When you get to a certain point, you have the opportunity to review your life and your beliefs. My life has had more twists and turns than the average mystery novel and on the whole, I can’t say I have always been happy with every outcome. Dreams come and go and living a dream is not always what Hollywood and the mainstream make them out to be. Nothing is perfect and no one that draws breath is either.
In my teenage years, I found myself at a point of decision when it comes to my life. I needed to realize that life is not the accumulation of money, things or friends that you can exploit. Religion, specifically Christianity, took a main role in my years since then and I’d love to say that it made things smooth and easy. It didn’t. Part of that was the imperfect world that we live in and part of it was the imperfect person that I am. Decisions that I made have led to something that I said I didn’t want to experience, regret. Chances are we can all say that with some agreement. We are not a perfect people.

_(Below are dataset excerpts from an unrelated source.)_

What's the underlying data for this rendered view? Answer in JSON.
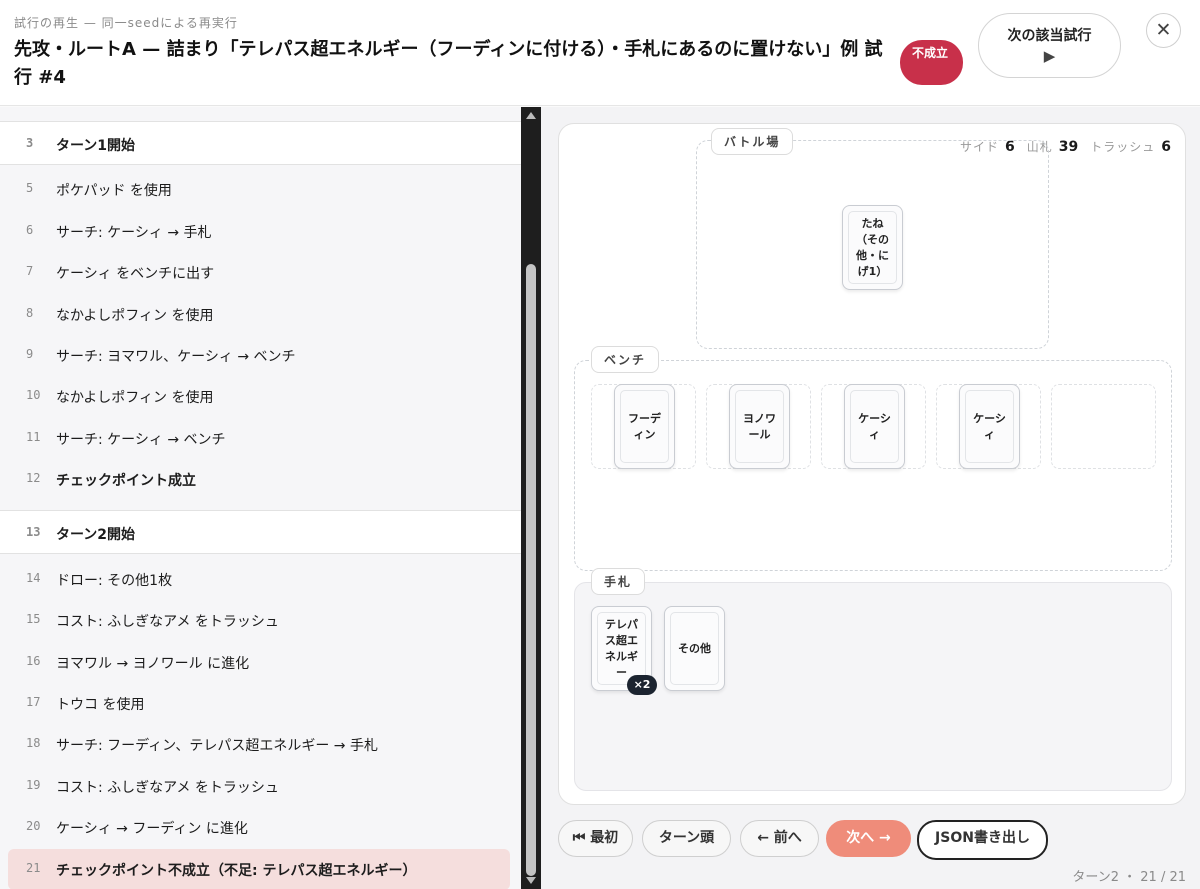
{
  "header": {
    "subtitle": "試行の再生 — 同一seedによる再実行",
    "title": "先攻・ルートA — 詰まり「テレパス超エネルギー（フーディンに付ける）・手札にあるのに置けない」例 試行 #4",
    "badge": "不成立",
    "next_trial_label": "次の該当試行",
    "next_trial_icon": "play-icon",
    "close_icon": "close-icon"
  },
  "log": [
    {
      "num": "3",
      "text": "ターン1開始",
      "kind": "turn"
    },
    {
      "num": "5",
      "text": "ポケパッド を使用",
      "kind": "normal"
    },
    {
      "num": "6",
      "text": "サーチ: ケーシィ → 手札",
      "kind": "normal"
    },
    {
      "num": "7",
      "text": "ケーシィ をベンチに出す",
      "kind": "normal"
    },
    {
      "num": "8",
      "text": "なかよしポフィン を使用",
      "kind": "normal"
    },
    {
      "num": "9",
      "text": "サーチ: ヨマワル、ケーシィ → ベンチ",
      "kind": "normal"
    },
    {
      "num": "10",
      "text": "なかよしポフィン を使用",
      "kind": "normal"
    },
    {
      "num": "11",
      "text": "サーチ: ケーシィ → ベンチ",
      "kind": "normal"
    },
    {
      "num": "12",
      "text": "チェックポイント成立",
      "kind": "bold"
    },
    {
      "num": "13",
      "text": "ターン2開始",
      "kind": "turn"
    },
    {
      "num": "14",
      "text": "ドロー: その他1枚",
      "kind": "normal"
    },
    {
      "num": "15",
      "text": "コスト: ふしぎなアメ をトラッシュ",
      "kind": "normal"
    },
    {
      "num": "16",
      "text": "ヨマワル → ヨノワール に進化",
      "kind": "normal"
    },
    {
      "num": "17",
      "text": "トウコ を使用",
      "kind": "normal"
    },
    {
      "num": "18",
      "text": "サーチ: フーディン、テレパス超エネルギー → 手札",
      "kind": "normal"
    },
    {
      "num": "19",
      "text": "コスト: ふしぎなアメ をトラッシュ",
      "kind": "normal"
    },
    {
      "num": "20",
      "text": "ケーシィ → フーディン に進化",
      "kind": "normal"
    },
    {
      "num": "21",
      "text": "チェックポイント不成立（不足: テレパス超エネルギー）",
      "kind": "current"
    }
  ],
  "board": {
    "stats": {
      "side_label": "サイド",
      "side": "6",
      "deck_label": "山札",
      "deck": "39",
      "trash_label": "トラッシュ",
      "trash": "6"
    },
    "battle_label": "バトル場",
    "battle_card": "たね（その他・にげ1）",
    "bench_label": "ベンチ",
    "bench": [
      "フーディン",
      "ヨノワール",
      "ケーシィ",
      "ケーシィ",
      ""
    ],
    "hand_label": "手札",
    "hand": [
      {
        "name": "テレパス超エネルギー",
        "count": "×2"
      },
      {
        "name": "その他",
        "count": ""
      }
    ]
  },
  "controls": {
    "first": "⏮ 最初",
    "turn_head": "ターン頭",
    "prev": "← 前へ",
    "next": "次へ →",
    "export": "JSON書き出し"
  },
  "progress": {
    "turn": "ターン2",
    "current": "21",
    "total": "21"
  },
  "colors": {
    "fail_badge": "#c8304a",
    "primary": "#ef8c7a",
    "current_row": "#f5dedd"
  }
}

This is not to say that I haven’t had some great things happen and I will admit that there are several that I look on with a true sense of humble thanks. Family and friends have been there when many things have turned on me. When I have struggled with the pain brought on by job loss, the loss of loved ones, betrayal by friends or anything else that has come my way, I have been refocused on my center by those that are in my inner circle. Through all of the pain, grief, heartache, tears and more, I find myself saying the lyrics to a song I listened to in the 80’s that has taken on new meaning in the years since that time, I Still Believe.
Belief in your world, your God and your inner circle is hard when things have taken a turn, but knowing that there is more than just the struggles I see is a comfort. Knowing that there is someone that guides my steps in those times has been a true life saving experience.
Yes, I have lived a life of interest and fun. I’ve also lived a life of struggle and hardship. In the end, I still believe because I have seen too much not to. I’ve lost count of the many times that I have been saved from something horrible to think that all of it is random. Knowing that things work out for good, sometimes at the very last second and in the most inconceivable way shows me that God is watching. I invite you to explore what I have and see if you come to the same conclusion.